关键词: 多源迁移学习, 在线学习, 不平衡数据, 特征空间, 支持向量机（SVM）, k近邻, 核函数

Abstract: Multi-source online transfer learning uses the labeled data of multiple source domains to enhance the classification performance of the target domain. Aiming at the imbalanced datasets, this paper proposes a multi-source online transfer learning algorithm which can oversample in the feature space of the source domain and the target domain. The algorithm consists of two parts: oversampling multiple source domains and oversampling online target domains. In the oversampling stage of source domain, the feature space of the support vector machine (SVM) classifier is oversampled to generate a few class samples. The new samples are obtained by amplifying the original Gram matrix from the neighborhood information in the feature space of the source domain. In the oversampling phase of target domain, the samples of target domain arrive in batches, and a few samples of current batch look for the k-nearest neighbor in the feature space from the previous batches, and the target domain function is trained with the generated new samples and the original samples of current batch. Through the kernel function, the samples of the source domain and the target domain are mapped into the same feature space for oversampling, and the corres-ponding decision functions are trained by using the data of source domain and target domain with relatively balan-ced class distribution, so as to improve the overall performance of the algorithm. Experiments are carried out on four real datasets. On the widely used Office-Home dataset, the accuracy is improved by 0.0311 and the G-mean value is improved by 0.0702 compared with other baseline algorithms.
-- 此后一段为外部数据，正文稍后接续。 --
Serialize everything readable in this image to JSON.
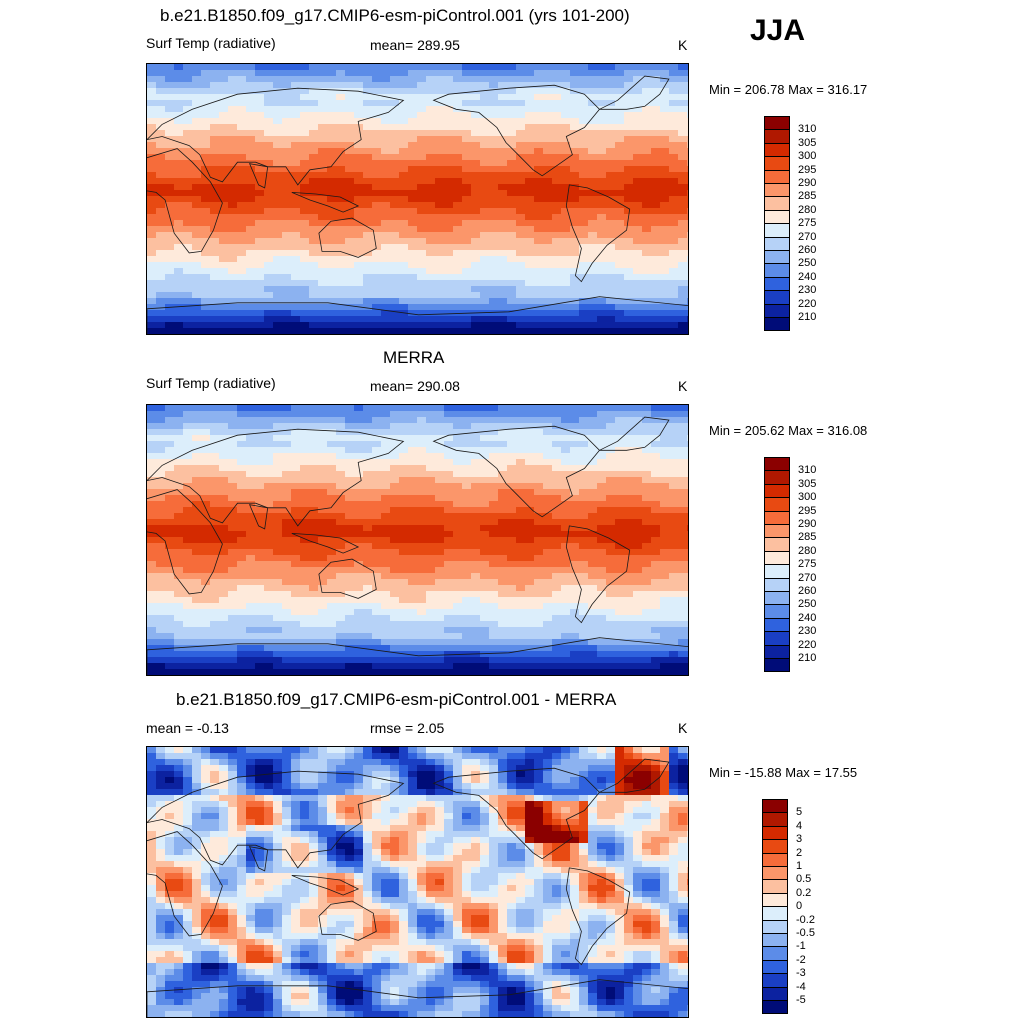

Key words: multi-source transfer learning, online learning, imbalanced data, feature space, support vector machine (SVM), k-nearest neighbor, kernel function

周晶雨, 王士同. 对不平衡数据的多源在线迁移学习算法[J]. 计算机科学与探索, 2023, 17(3): 687-700.

ZHOU Jingyu, WANG Shitong. Multi-source Online Transfer Learning Algorithm for Imbalanced Data[J]. Journal of Frontiers of Computer Science and Technology, 2023, 17(3): 687-700.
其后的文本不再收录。